It is entirely possible to construct a theory of the universe which states: "All effects are caused by fairies. Each effect has its own fairy, and every fairy is unique. When two fairies produce the same outcome, that is just a happy coincidence." Unfortunately, it is basically impossible to disprove this theory. Also, this theory lacks explanatory power. If I ask the question: "Where will Venus be in 3,000 years?" Fairy Physics can only answer: "Wherever the Venus fairies decide it will be!"

And this is the real problem with Fairy Physics. The problem is not that it is "wrong", because in some sense, it can't be wrong. The problem is that it is useless. And it is useless because it is, in a way, infinitely powerful. It is a theory which allows anything to happen, because it's answer is always: "A fairy caused that."

And thus, we see that a useful theory is one in which we can separate "explainable" events from "miraculous" ones. There are no "fairy miracles." But if we witnessed Jupiter teleport to the other side of the sun that would pretty fairly violate the Standard Model of physics. A theory actually becomes more powerful the more constraints it imposes on how the universe can evolve. That's because more constraints means a greater ability for us as human beings to predict the future.

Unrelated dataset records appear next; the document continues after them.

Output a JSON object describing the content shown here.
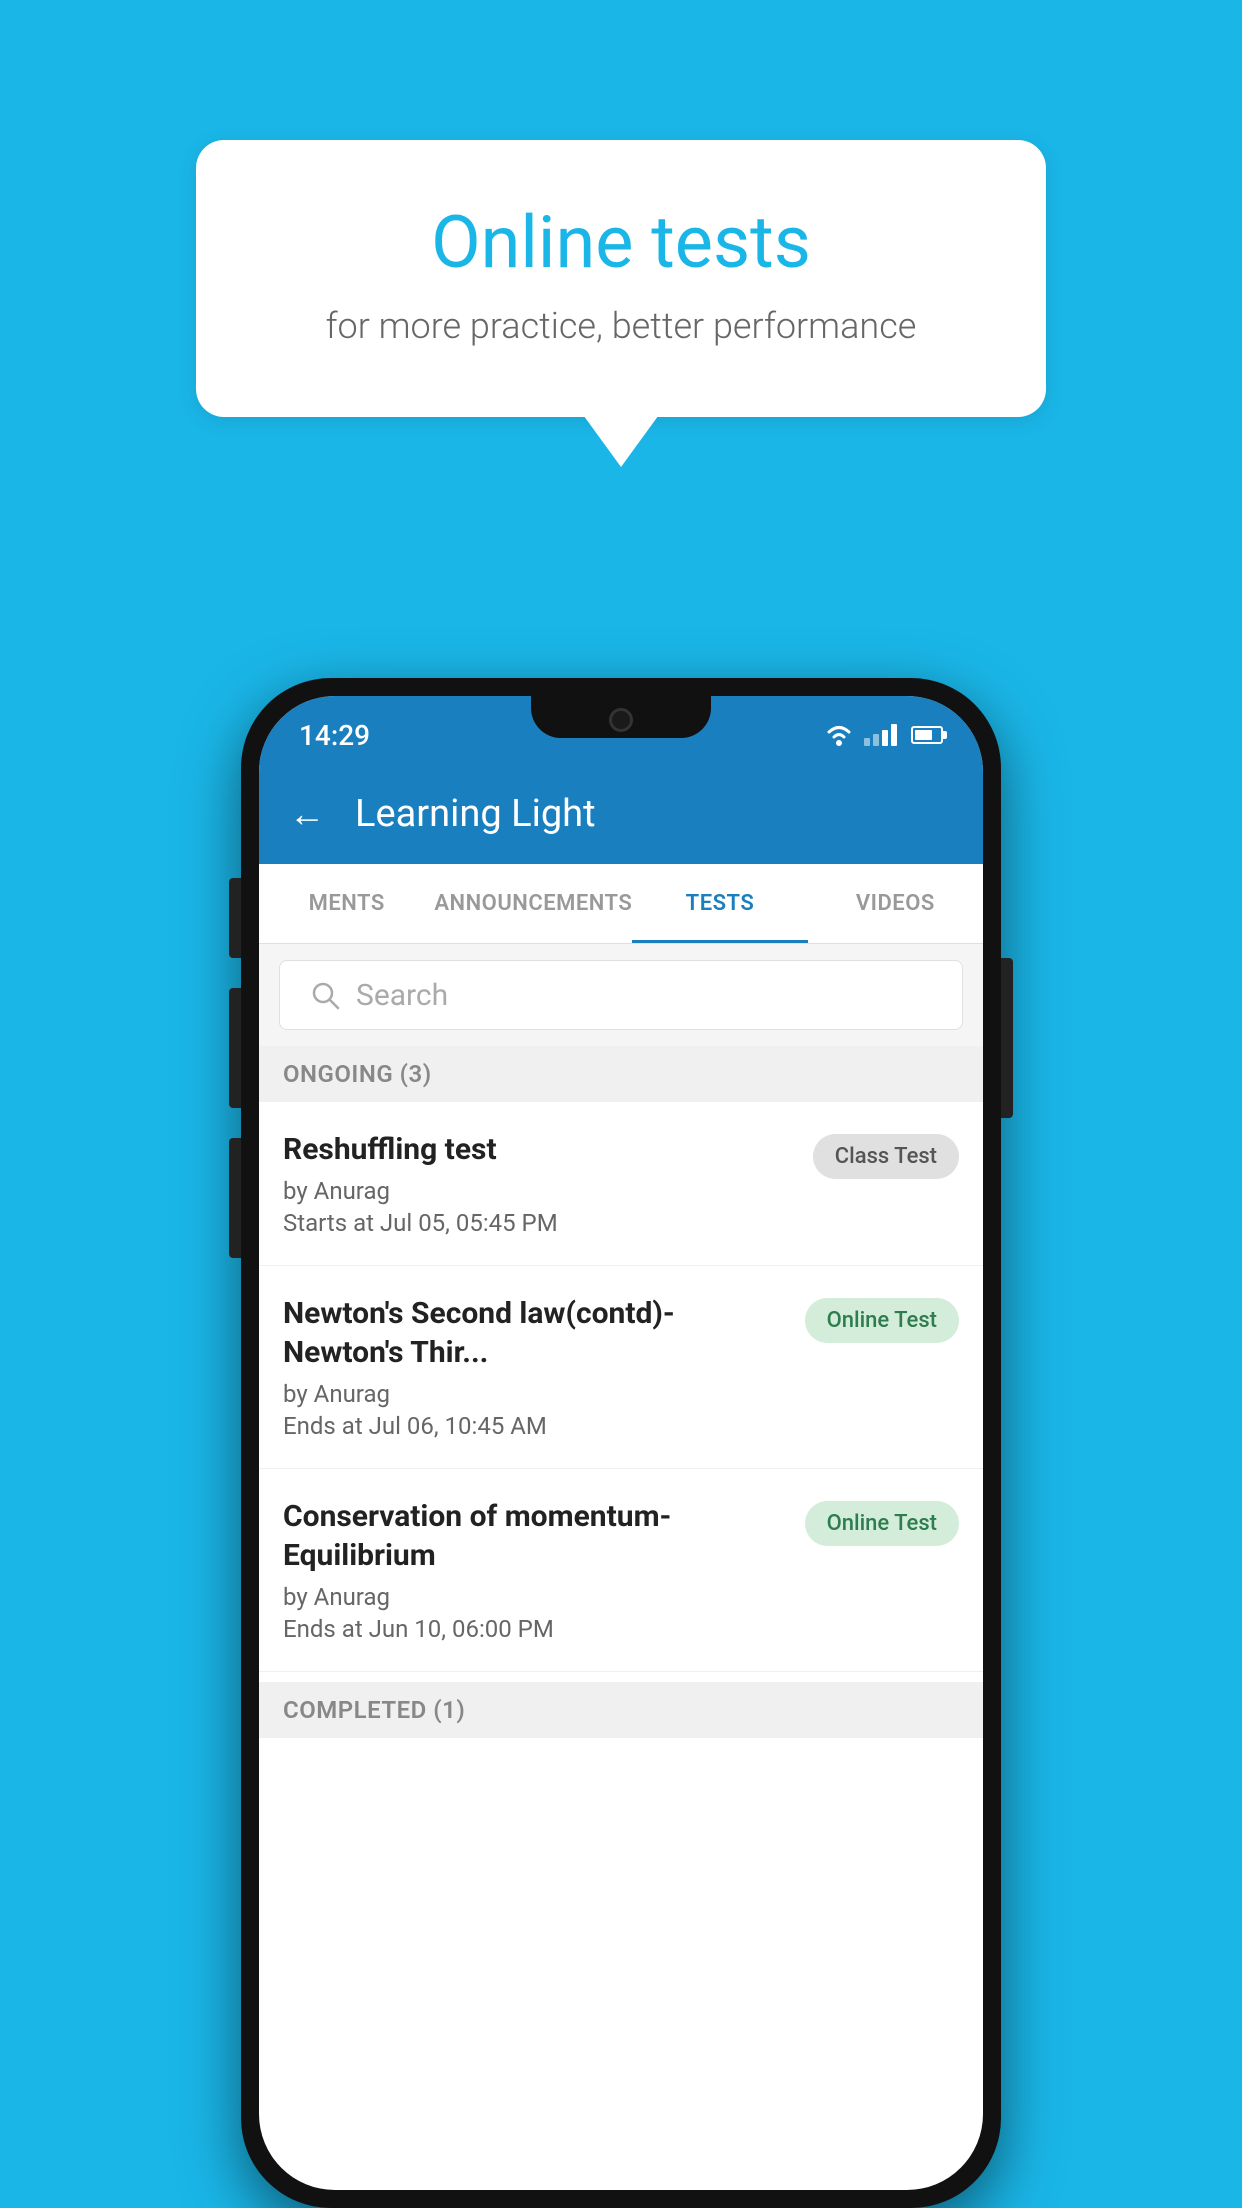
{
  "background_color": "#1ab6e8",
  "speech_bubble": {
    "title": "Online tests",
    "subtitle": "for more practice, better performance"
  },
  "phone": {
    "status_bar": {
      "time": "14:29"
    },
    "header": {
      "title": "Learning Light",
      "back_label": "←"
    },
    "tabs": [
      {
        "label": "MENTS",
        "active": false
      },
      {
        "label": "ANNOUNCEMENTS",
        "active": false
      },
      {
        "label": "TESTS",
        "active": true
      },
      {
        "label": "VIDEOS",
        "active": false
      }
    ],
    "search": {
      "placeholder": "Search"
    },
    "sections": [
      {
        "title": "ONGOING (3)",
        "tests": [
          {
            "name": "Reshuffling test",
            "author": "by Anurag",
            "date": "Starts at  Jul 05, 05:45 PM",
            "badge": "Class Test",
            "badge_type": "class"
          },
          {
            "name": "Newton's Second law(contd)-Newton's Thir...",
            "author": "by Anurag",
            "date": "Ends at  Jul 06, 10:45 AM",
            "badge": "Online Test",
            "badge_type": "online"
          },
          {
            "name": "Conservation of momentum-Equilibrium",
            "author": "by Anurag",
            "date": "Ends at  Jun 10, 06:00 PM",
            "badge": "Online Test",
            "badge_type": "online"
          }
        ]
      }
    ],
    "completed_section_label": "COMPLETED (1)"
  }
}
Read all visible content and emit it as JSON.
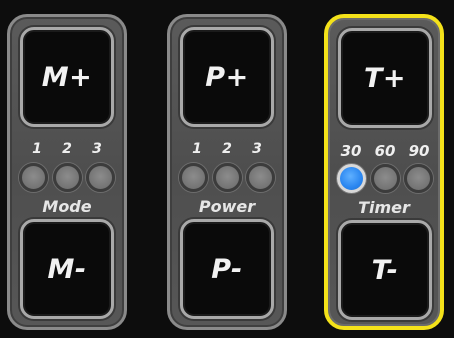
{
  "panels": [
    {
      "increase_label": "M+",
      "decrease_label": "M-",
      "levels": [
        "1",
        "2",
        "3"
      ],
      "caption": "Mode"
    },
    {
      "increase_label": "P+",
      "decrease_label": "P-",
      "levels": [
        "1",
        "2",
        "3"
      ],
      "caption": "Power"
    },
    {
      "increase_label": "T+",
      "decrease_label": "T-",
      "levels": [
        "30",
        "60",
        "90"
      ],
      "caption": "Timer",
      "active_level": "30",
      "highlighted": true
    }
  ],
  "colors": {
    "background": "#0d0d0d",
    "panel": "#555555",
    "highlight_border": "#f4e21a",
    "active_indicator": "#2a86f0",
    "inactive_indicator": "#7a7a7a"
  }
}
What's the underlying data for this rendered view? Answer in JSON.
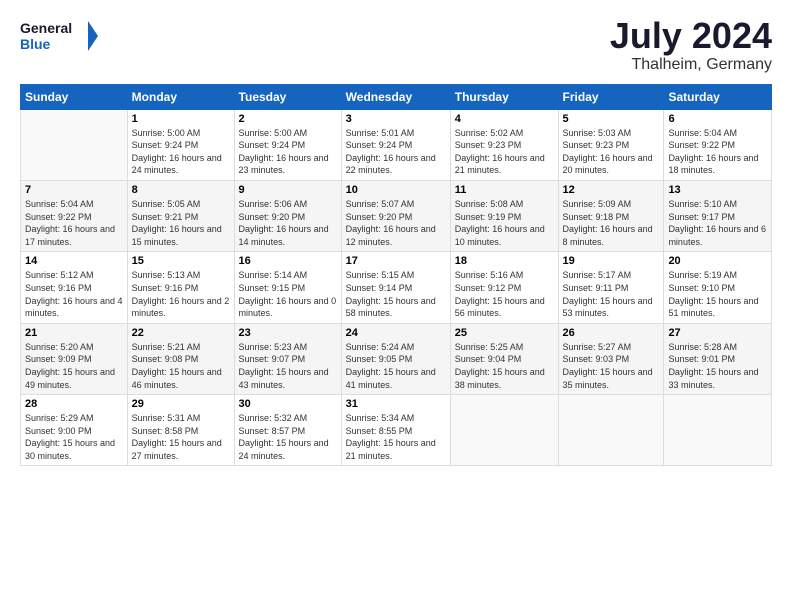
{
  "header": {
    "logo_line1": "General",
    "logo_line2": "Blue",
    "month": "July 2024",
    "location": "Thalheim, Germany"
  },
  "days_of_week": [
    "Sunday",
    "Monday",
    "Tuesday",
    "Wednesday",
    "Thursday",
    "Friday",
    "Saturday"
  ],
  "weeks": [
    [
      {
        "day": "",
        "sunrise": "",
        "sunset": "",
        "daylight": ""
      },
      {
        "day": "1",
        "sunrise": "Sunrise: 5:00 AM",
        "sunset": "Sunset: 9:24 PM",
        "daylight": "Daylight: 16 hours and 24 minutes."
      },
      {
        "day": "2",
        "sunrise": "Sunrise: 5:00 AM",
        "sunset": "Sunset: 9:24 PM",
        "daylight": "Daylight: 16 hours and 23 minutes."
      },
      {
        "day": "3",
        "sunrise": "Sunrise: 5:01 AM",
        "sunset": "Sunset: 9:24 PM",
        "daylight": "Daylight: 16 hours and 22 minutes."
      },
      {
        "day": "4",
        "sunrise": "Sunrise: 5:02 AM",
        "sunset": "Sunset: 9:23 PM",
        "daylight": "Daylight: 16 hours and 21 minutes."
      },
      {
        "day": "5",
        "sunrise": "Sunrise: 5:03 AM",
        "sunset": "Sunset: 9:23 PM",
        "daylight": "Daylight: 16 hours and 20 minutes."
      },
      {
        "day": "6",
        "sunrise": "Sunrise: 5:04 AM",
        "sunset": "Sunset: 9:22 PM",
        "daylight": "Daylight: 16 hours and 18 minutes."
      }
    ],
    [
      {
        "day": "7",
        "sunrise": "Sunrise: 5:04 AM",
        "sunset": "Sunset: 9:22 PM",
        "daylight": "Daylight: 16 hours and 17 minutes."
      },
      {
        "day": "8",
        "sunrise": "Sunrise: 5:05 AM",
        "sunset": "Sunset: 9:21 PM",
        "daylight": "Daylight: 16 hours and 15 minutes."
      },
      {
        "day": "9",
        "sunrise": "Sunrise: 5:06 AM",
        "sunset": "Sunset: 9:20 PM",
        "daylight": "Daylight: 16 hours and 14 minutes."
      },
      {
        "day": "10",
        "sunrise": "Sunrise: 5:07 AM",
        "sunset": "Sunset: 9:20 PM",
        "daylight": "Daylight: 16 hours and 12 minutes."
      },
      {
        "day": "11",
        "sunrise": "Sunrise: 5:08 AM",
        "sunset": "Sunset: 9:19 PM",
        "daylight": "Daylight: 16 hours and 10 minutes."
      },
      {
        "day": "12",
        "sunrise": "Sunrise: 5:09 AM",
        "sunset": "Sunset: 9:18 PM",
        "daylight": "Daylight: 16 hours and 8 minutes."
      },
      {
        "day": "13",
        "sunrise": "Sunrise: 5:10 AM",
        "sunset": "Sunset: 9:17 PM",
        "daylight": "Daylight: 16 hours and 6 minutes."
      }
    ],
    [
      {
        "day": "14",
        "sunrise": "Sunrise: 5:12 AM",
        "sunset": "Sunset: 9:16 PM",
        "daylight": "Daylight: 16 hours and 4 minutes."
      },
      {
        "day": "15",
        "sunrise": "Sunrise: 5:13 AM",
        "sunset": "Sunset: 9:16 PM",
        "daylight": "Daylight: 16 hours and 2 minutes."
      },
      {
        "day": "16",
        "sunrise": "Sunrise: 5:14 AM",
        "sunset": "Sunset: 9:15 PM",
        "daylight": "Daylight: 16 hours and 0 minutes."
      },
      {
        "day": "17",
        "sunrise": "Sunrise: 5:15 AM",
        "sunset": "Sunset: 9:14 PM",
        "daylight": "Daylight: 15 hours and 58 minutes."
      },
      {
        "day": "18",
        "sunrise": "Sunrise: 5:16 AM",
        "sunset": "Sunset: 9:12 PM",
        "daylight": "Daylight: 15 hours and 56 minutes."
      },
      {
        "day": "19",
        "sunrise": "Sunrise: 5:17 AM",
        "sunset": "Sunset: 9:11 PM",
        "daylight": "Daylight: 15 hours and 53 minutes."
      },
      {
        "day": "20",
        "sunrise": "Sunrise: 5:19 AM",
        "sunset": "Sunset: 9:10 PM",
        "daylight": "Daylight: 15 hours and 51 minutes."
      }
    ],
    [
      {
        "day": "21",
        "sunrise": "Sunrise: 5:20 AM",
        "sunset": "Sunset: 9:09 PM",
        "daylight": "Daylight: 15 hours and 49 minutes."
      },
      {
        "day": "22",
        "sunrise": "Sunrise: 5:21 AM",
        "sunset": "Sunset: 9:08 PM",
        "daylight": "Daylight: 15 hours and 46 minutes."
      },
      {
        "day": "23",
        "sunrise": "Sunrise: 5:23 AM",
        "sunset": "Sunset: 9:07 PM",
        "daylight": "Daylight: 15 hours and 43 minutes."
      },
      {
        "day": "24",
        "sunrise": "Sunrise: 5:24 AM",
        "sunset": "Sunset: 9:05 PM",
        "daylight": "Daylight: 15 hours and 41 minutes."
      },
      {
        "day": "25",
        "sunrise": "Sunrise: 5:25 AM",
        "sunset": "Sunset: 9:04 PM",
        "daylight": "Daylight: 15 hours and 38 minutes."
      },
      {
        "day": "26",
        "sunrise": "Sunrise: 5:27 AM",
        "sunset": "Sunset: 9:03 PM",
        "daylight": "Daylight: 15 hours and 35 minutes."
      },
      {
        "day": "27",
        "sunrise": "Sunrise: 5:28 AM",
        "sunset": "Sunset: 9:01 PM",
        "daylight": "Daylight: 15 hours and 33 minutes."
      }
    ],
    [
      {
        "day": "28",
        "sunrise": "Sunrise: 5:29 AM",
        "sunset": "Sunset: 9:00 PM",
        "daylight": "Daylight: 15 hours and 30 minutes."
      },
      {
        "day": "29",
        "sunrise": "Sunrise: 5:31 AM",
        "sunset": "Sunset: 8:58 PM",
        "daylight": "Daylight: 15 hours and 27 minutes."
      },
      {
        "day": "30",
        "sunrise": "Sunrise: 5:32 AM",
        "sunset": "Sunset: 8:57 PM",
        "daylight": "Daylight: 15 hours and 24 minutes."
      },
      {
        "day": "31",
        "sunrise": "Sunrise: 5:34 AM",
        "sunset": "Sunset: 8:55 PM",
        "daylight": "Daylight: 15 hours and 21 minutes."
      },
      {
        "day": "",
        "sunrise": "",
        "sunset": "",
        "daylight": ""
      },
      {
        "day": "",
        "sunrise": "",
        "sunset": "",
        "daylight": ""
      },
      {
        "day": "",
        "sunrise": "",
        "sunset": "",
        "daylight": ""
      }
    ]
  ]
}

Physics has proceeded by imposing ever more detailed limitations on how the physical world is predicted to behave. A universe in which quarks and leptons differ across space and/or time has fewer constraints than one in which quarks and leptons are identical. And thus, a theory which describes such a universe is weaker than one which forbids it, because it allows more behavior.

Standard Model

The nice property of a constraint is that it gives you a way to invalidate a theory. The more specific and precise a prediction, the more ways it can fail. And if a prediction succeeds, you thus have more confidence in the prediction under tighter constraints. Fairy Physics is "true" because it cannot be falsified. But such theories are, as we have established, utterly useless. We want a theory with the tightest possible constraints we can impose, because such a theory offers the sharpest predictions and the most opportunities for falsification. If observations are then compatible with the resulting theory, we have much greater confidence in it.

The Standard Model is widely accepted because it offers the strongest possible predictions we know how to make, and our observation of the universe does not provide any strong counter-examples to falsify it. Standard Model-- with bespoke quarks and leptons elsewhere in the universe is a weaker theory, and also unnecessary. So why downgrade to a Ford Fiesta when you can drive around in a Lamborghini?

To give a more explicit example, consider MOND: Modified Newtonian Dynamics. This is a possible explanation for Dark Matter which causes gravity to behave differently on large distance scales. But even this theory avoids letting gravity simply vary arbitrarily across space, because such a relaxation would be giving up too many constraints. An isotropic, homogeneous universe w.r.t. the laws of physics offers the strongest constraints for a physical theory, which is why almost no modern theory will give it up. Doing so cripples the theory to a level that few find acceptable.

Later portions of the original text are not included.